In some respects, this ultimate defensive maneuver was a success; London flourished. However, the building of the wall signalled weakness to Rome's enemies. Instead of being seen as a statement of strength, barbarians interpreted as a sign the Romans would not seek to conquer them. Rome looked weak, not strong. Within a century Rome would come under increasing barbarian attack, and the remaining shell of the western "empire" was formally overthrown in 476 AD.

Now, you might say that defense can prove superior to offense. You might cite trench warfare of the late 19th century, and the horror of World War I. In those cases, it is true that the weapons possessed by each side were so horribly destructive that attacks were fruitless and bloody endeavors. However, the arrival of the tank and over a million US troops changed the equation. Offensive action eventually won WWI for the allies.

A particularly clever historian might say the Cold War was won by defense. Some argue the US out-spent, or had the capability to out-spend, Soviet Russia. That is true. Another factor was President Reagan's plan to build the Strategic Defense Initiative (SDI, or "Star Wars.) SDI changed the security situation for the Soviets. The security paradigm of "mutually assured destruction" held that seeking to wipe out the enemy was a worthless action. Once the enemy detected missile launches, he could reply with his own volley. Both sets of missiles would wipe out each side's weapons, leaving neither with an advantage to leverage in a post-exchange world.

SDI altered this nuclear attack outcome. With SDI deployed, the US could potentially preserve some of its weapons for a second round of attacks. This second round gave the US superiority over its Soviet opponent. Suddenly a nuclear war became "winnable," as insane as that sounds. In this case, then, defense was important, but only to preserve the weapons of offense.

In the final analysis, what makes you feel safer -- a lack of criminals on your street, or iron bars on your windows?

12 comments:

Matt Richard said...

I tend to agree with the statement "When the attacker is allowed freedom of maneuver, the defender will lose." This is certainly true when the attacker is skilled and has an interest in a specific target or group of targets.

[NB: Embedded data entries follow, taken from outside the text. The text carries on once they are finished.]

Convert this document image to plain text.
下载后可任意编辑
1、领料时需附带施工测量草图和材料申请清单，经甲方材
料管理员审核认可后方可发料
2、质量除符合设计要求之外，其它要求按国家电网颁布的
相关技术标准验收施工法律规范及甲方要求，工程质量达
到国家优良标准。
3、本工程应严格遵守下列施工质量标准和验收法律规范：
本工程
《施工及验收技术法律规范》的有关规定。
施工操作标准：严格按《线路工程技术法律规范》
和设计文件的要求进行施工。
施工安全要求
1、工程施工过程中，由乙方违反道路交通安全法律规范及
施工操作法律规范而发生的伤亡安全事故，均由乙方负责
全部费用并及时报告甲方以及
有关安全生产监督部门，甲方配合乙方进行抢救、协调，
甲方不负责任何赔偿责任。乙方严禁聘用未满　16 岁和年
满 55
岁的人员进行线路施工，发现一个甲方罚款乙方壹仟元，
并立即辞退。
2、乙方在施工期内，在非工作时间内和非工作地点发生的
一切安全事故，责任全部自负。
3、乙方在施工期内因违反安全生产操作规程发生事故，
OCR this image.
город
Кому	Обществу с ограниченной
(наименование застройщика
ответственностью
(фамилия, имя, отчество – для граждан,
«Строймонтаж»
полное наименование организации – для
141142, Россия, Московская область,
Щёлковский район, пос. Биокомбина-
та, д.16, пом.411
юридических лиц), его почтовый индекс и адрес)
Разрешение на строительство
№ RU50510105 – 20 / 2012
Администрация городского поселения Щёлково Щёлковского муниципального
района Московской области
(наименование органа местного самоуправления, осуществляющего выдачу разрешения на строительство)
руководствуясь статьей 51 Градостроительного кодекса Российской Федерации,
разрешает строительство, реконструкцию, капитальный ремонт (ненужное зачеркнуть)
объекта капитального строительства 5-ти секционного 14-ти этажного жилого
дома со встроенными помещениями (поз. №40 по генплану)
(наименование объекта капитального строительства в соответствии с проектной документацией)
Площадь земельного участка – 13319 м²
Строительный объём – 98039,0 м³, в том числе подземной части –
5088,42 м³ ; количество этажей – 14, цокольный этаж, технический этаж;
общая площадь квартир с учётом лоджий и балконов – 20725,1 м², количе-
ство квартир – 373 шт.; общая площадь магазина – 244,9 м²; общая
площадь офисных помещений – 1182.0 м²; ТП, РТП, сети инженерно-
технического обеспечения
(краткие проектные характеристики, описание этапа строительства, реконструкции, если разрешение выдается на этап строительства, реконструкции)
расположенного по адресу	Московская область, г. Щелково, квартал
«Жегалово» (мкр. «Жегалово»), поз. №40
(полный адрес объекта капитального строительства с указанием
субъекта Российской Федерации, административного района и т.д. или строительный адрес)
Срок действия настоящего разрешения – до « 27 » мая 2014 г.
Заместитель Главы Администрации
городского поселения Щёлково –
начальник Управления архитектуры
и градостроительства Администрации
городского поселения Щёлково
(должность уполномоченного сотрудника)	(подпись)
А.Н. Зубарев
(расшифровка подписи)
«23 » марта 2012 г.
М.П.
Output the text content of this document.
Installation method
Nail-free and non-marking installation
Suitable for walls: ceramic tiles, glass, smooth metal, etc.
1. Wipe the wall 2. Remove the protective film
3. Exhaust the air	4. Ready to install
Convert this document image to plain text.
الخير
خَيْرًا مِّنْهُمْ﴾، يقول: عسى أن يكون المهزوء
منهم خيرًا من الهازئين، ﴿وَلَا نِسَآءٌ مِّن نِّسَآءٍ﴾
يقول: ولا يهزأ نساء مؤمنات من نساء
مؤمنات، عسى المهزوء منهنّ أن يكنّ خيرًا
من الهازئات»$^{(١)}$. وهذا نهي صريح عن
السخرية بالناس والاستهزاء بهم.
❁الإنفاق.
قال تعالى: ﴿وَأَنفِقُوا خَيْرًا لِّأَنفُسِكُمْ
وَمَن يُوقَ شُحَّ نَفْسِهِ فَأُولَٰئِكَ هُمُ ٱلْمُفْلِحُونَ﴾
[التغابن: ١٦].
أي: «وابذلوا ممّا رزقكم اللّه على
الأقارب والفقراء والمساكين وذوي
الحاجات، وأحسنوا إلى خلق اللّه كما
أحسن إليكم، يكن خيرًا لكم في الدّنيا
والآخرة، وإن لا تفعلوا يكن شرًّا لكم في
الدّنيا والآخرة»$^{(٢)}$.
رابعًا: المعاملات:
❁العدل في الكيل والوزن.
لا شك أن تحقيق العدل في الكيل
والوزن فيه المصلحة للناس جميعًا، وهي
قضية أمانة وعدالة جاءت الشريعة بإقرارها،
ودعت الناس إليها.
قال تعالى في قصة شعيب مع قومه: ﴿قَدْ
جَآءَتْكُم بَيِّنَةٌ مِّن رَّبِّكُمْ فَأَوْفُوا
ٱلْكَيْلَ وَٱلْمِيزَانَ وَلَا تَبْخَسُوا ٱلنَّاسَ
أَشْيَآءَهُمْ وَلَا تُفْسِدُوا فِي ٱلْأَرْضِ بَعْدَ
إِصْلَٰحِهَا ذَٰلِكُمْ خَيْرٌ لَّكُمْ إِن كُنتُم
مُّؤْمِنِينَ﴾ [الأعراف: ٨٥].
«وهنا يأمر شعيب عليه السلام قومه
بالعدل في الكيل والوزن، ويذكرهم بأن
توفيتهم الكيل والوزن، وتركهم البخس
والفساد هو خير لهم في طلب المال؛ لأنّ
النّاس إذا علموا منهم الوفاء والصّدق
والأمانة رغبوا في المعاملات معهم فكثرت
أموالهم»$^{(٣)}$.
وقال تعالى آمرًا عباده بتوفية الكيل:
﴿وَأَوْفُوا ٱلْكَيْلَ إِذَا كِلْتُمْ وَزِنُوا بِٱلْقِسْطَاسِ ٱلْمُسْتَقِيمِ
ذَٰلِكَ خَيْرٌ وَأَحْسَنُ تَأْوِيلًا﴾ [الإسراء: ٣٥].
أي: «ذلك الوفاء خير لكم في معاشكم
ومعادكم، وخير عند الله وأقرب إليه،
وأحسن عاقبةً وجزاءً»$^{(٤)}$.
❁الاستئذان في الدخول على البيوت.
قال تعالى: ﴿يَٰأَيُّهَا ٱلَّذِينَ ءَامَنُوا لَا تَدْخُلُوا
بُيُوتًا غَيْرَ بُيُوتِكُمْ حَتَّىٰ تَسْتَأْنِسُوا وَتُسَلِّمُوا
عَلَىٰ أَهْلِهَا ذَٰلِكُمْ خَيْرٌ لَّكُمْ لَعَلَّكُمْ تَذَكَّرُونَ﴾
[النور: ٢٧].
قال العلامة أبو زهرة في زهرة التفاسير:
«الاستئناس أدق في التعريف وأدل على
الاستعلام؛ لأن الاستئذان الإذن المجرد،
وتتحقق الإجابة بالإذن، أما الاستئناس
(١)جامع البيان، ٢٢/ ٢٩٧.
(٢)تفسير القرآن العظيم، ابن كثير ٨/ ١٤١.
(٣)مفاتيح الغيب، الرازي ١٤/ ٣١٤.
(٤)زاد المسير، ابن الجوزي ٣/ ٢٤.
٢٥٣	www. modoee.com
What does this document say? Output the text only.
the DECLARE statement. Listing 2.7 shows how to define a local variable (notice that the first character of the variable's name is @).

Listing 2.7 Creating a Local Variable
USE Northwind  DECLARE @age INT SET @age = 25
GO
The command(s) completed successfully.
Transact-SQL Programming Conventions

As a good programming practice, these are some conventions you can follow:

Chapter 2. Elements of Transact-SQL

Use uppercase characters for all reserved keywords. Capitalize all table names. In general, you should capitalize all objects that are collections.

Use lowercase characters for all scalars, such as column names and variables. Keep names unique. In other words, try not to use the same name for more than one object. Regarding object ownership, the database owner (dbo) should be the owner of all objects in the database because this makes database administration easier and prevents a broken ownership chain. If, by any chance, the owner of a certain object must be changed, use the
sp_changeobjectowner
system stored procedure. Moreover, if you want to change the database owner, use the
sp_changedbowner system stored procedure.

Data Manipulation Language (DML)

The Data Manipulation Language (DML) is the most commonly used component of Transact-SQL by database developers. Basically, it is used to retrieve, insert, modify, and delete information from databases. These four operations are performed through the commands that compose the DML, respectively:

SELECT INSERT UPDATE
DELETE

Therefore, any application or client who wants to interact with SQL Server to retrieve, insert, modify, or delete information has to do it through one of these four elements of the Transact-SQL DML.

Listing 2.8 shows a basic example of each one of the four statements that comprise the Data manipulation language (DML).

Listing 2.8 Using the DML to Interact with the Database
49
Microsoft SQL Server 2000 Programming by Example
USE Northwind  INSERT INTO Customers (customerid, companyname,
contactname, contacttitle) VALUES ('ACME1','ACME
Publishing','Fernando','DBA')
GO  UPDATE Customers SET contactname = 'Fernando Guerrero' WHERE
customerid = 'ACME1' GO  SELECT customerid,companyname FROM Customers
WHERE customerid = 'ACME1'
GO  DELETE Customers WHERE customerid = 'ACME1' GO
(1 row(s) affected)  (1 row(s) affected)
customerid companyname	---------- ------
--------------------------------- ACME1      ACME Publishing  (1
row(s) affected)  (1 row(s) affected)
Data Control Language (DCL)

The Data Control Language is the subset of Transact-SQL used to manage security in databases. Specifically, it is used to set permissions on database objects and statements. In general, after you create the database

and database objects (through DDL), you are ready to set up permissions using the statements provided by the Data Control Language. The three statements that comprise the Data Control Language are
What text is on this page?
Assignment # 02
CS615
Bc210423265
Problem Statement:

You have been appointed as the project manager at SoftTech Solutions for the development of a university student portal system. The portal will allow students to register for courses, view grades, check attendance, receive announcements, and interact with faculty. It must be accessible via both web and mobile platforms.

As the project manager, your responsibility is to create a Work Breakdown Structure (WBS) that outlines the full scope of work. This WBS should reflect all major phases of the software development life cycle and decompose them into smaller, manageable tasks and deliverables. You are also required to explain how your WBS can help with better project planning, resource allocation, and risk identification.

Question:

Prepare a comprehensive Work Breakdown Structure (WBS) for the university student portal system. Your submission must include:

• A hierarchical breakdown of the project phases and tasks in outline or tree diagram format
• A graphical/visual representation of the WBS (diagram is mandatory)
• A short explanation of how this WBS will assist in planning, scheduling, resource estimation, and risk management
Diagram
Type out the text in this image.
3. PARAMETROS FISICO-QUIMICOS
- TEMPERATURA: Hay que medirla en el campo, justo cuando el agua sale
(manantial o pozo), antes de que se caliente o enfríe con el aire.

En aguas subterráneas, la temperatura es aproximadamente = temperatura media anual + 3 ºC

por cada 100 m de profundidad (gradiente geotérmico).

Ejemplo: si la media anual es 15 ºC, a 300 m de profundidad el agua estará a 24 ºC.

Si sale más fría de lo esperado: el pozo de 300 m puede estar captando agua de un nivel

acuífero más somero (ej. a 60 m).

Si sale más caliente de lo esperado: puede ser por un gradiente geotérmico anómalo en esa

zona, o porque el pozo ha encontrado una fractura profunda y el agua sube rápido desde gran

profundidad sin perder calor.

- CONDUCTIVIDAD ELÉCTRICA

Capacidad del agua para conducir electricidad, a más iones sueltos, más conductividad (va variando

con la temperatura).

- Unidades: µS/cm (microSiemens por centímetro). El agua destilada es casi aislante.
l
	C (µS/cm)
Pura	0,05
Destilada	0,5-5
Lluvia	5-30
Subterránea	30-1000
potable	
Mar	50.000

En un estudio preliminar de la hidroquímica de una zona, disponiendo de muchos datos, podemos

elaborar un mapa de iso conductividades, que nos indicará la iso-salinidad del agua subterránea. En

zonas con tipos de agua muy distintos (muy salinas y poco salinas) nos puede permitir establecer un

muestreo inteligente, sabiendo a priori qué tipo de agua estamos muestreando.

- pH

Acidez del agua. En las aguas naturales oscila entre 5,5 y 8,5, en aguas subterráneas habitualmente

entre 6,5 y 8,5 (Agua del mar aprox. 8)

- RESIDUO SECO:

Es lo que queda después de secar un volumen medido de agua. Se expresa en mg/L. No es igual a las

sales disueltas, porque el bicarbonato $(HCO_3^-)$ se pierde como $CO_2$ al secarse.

I think this assertion is stronger as assumed value of threat increases.

I would however counter that a good defense can nearly eliminate risk in many situations by minimizing vulnerability. Except in cases where there is a very high threat (attacker skill level) or asset value good defense usually wins. The downside to this way of thinking is that inevitably the threat will increase as the attackers learn new skills and proliferate more advanced attacks thus minimizing the value of the old defenses.

As with terrorism, "The side with initiative has the superior position" holds true. A good defense that constantly evolves will do well against established attacks and potentially some new attacks. Unfortunately in the end the attacker only has to find one weakness while the defender must attempt to hide all weaknesses.

John Collins said...

Well I had something nice and in depth typed up and lost it all!

Oh well, I am curious about the type of offensive ops you are suggesting Richard. Obviously we can't attack the attackers because then we implicate ourselves. Once the trace of the attacker leads us outside the US, what then? China won't help, Russia is a mess, Brazil and Thailand have lax cyber crime laws.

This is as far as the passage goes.